The code was developed in Japan and is relatively new to the United States. It is being represented by Chris Anderson and Jim Kast - more at Colorbit-USA.com
What is unique and different about this code? Well, first of all, a picture can be taken of a group (!!) of Colorbit bar codes and the reader will decipher all of them. Instead of a bar code reader that scans one code at a time, a bicycle rental company in Japan uses the technology to take a picture of an entire racks of bicycles with Colorbit codes on the back of each bike, and the software takes inventory instantly! Many codes - but just one picture. This happens to be an actual use of the technology in Japan. The technology can resolve hundreds of codes from a single picture.
Another actual use is at a large solar array site in Japan. The individual panels are all marked with Colorbit codes and are inventoried with an aerial photograph. The technology is not limited to large codes - according to the vendor - "Colorbit® can be read even if it is microscopic. There are many possibilities for its use: not only for papers (e.g. on the spine of a slim book or file, and on the edge of an envelope), but also for edges of metal plates, glasses and P.C.Boards."
A sample of this technology is displayed in this YouTube video - its just 20 seconds long - so click on it and
take a peek.
The code is comprised of colored cells continuously arranged without being branched or crossed. The decoding method is by camera image processing technology tracing color differences between cells, i.e., tracing only the transition of color of each of neighboring cells, so the shape and the size of the code is flexible. Colorbit® is a unique technology which is useful even for the field where barcode, two dimensional code and RFID tags cannot be used.
Any PC camera supported - according to the company "Any PC connectable camera such as a web camera, a digital camera, a digital video camera, and a machine vision camera (an industrial camera) can be used. The camera should be selected according to conditions of use and required accuracy levels.
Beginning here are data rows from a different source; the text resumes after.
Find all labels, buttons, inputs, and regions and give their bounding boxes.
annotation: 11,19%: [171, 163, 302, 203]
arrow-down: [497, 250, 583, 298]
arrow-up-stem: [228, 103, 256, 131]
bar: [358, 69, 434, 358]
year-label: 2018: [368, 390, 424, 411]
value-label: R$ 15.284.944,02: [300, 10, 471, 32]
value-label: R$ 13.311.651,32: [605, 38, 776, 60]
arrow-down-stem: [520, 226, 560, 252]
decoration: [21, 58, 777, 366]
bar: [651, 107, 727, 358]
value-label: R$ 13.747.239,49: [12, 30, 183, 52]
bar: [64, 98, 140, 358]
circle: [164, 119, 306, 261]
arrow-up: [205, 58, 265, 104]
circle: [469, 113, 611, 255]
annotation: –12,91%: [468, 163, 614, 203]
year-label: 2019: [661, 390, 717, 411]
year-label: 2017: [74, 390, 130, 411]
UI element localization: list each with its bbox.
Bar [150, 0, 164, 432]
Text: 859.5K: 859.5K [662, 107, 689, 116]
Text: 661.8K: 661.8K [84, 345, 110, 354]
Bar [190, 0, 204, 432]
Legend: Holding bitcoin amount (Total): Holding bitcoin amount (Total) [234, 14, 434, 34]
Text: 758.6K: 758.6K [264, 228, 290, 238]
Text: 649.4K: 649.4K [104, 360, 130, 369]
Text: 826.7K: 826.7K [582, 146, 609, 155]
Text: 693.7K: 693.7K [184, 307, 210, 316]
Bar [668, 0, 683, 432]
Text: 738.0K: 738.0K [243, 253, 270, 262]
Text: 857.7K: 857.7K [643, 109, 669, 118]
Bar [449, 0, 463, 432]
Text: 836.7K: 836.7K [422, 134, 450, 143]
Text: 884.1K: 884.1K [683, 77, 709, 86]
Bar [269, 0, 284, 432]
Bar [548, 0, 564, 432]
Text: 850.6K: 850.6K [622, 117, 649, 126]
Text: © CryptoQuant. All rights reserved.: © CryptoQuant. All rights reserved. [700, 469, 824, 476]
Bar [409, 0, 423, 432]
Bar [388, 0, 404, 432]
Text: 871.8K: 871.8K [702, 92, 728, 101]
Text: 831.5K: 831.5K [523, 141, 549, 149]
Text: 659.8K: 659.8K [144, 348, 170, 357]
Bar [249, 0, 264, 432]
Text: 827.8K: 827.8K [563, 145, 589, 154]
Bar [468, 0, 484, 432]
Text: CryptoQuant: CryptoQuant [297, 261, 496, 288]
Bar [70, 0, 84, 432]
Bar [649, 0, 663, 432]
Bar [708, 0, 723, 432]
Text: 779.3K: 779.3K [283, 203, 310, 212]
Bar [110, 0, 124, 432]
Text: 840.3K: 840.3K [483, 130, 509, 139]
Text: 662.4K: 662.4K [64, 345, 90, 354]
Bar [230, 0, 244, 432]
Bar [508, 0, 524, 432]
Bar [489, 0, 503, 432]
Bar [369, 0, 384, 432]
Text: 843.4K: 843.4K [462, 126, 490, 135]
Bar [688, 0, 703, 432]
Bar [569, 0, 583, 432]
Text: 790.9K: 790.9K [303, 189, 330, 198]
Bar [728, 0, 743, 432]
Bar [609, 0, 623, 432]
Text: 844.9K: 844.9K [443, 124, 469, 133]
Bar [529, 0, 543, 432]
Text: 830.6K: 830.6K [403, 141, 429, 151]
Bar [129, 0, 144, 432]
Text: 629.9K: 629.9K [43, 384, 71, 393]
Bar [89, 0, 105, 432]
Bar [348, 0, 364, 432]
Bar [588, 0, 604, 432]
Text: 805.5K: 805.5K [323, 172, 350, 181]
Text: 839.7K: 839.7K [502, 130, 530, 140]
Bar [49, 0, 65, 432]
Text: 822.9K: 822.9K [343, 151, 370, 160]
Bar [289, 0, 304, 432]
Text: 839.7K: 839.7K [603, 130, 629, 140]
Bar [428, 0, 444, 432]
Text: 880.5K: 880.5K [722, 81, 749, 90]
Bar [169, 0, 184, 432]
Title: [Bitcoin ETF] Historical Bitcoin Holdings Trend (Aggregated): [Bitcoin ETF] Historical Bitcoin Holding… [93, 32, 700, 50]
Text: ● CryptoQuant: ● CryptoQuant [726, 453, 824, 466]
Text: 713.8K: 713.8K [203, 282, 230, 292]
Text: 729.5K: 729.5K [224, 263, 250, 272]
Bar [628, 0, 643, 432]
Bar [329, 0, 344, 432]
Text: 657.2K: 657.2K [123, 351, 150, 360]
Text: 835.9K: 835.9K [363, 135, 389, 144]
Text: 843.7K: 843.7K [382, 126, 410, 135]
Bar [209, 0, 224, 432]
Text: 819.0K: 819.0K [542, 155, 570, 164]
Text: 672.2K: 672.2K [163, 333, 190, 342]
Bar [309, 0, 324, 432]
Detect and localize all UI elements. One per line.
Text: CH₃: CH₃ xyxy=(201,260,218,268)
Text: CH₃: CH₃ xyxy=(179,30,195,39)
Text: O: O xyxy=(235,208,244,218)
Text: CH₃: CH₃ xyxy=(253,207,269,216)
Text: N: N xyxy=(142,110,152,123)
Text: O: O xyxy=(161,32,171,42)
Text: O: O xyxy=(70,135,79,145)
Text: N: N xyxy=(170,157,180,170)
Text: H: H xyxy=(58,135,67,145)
For the usual usage an off-the-shelf web camera is more than enough. Printing of Colorbit® can also be done by general-purpose color printers."
It may even displace some RFID uses.
According to Anderson, B.Core, Inc - developed the algorithms , coding scheme and decoder. The need was an unconstrained ability to read codes. "Existing bar code schemes are very fussy about line space, orientation , quiet zone, etc and are also only able to read one bar code at a time. This code does not constrain itself to straight lines or smooth surfaces . It can read a couple hundred of these codes at a time and even tell you where a particular item is. The code can be created in spiral or geometric shapes."
The company reports that 3M has licensed the exclusive right for development of it on retro-reflective material, and Sato, the well known manufacturer of bar code printers, has also licensed it.
Colorbit-USA is looking primarily for systems integrators and VARs and will be attending the RFID Live show in Orlando in two weeks.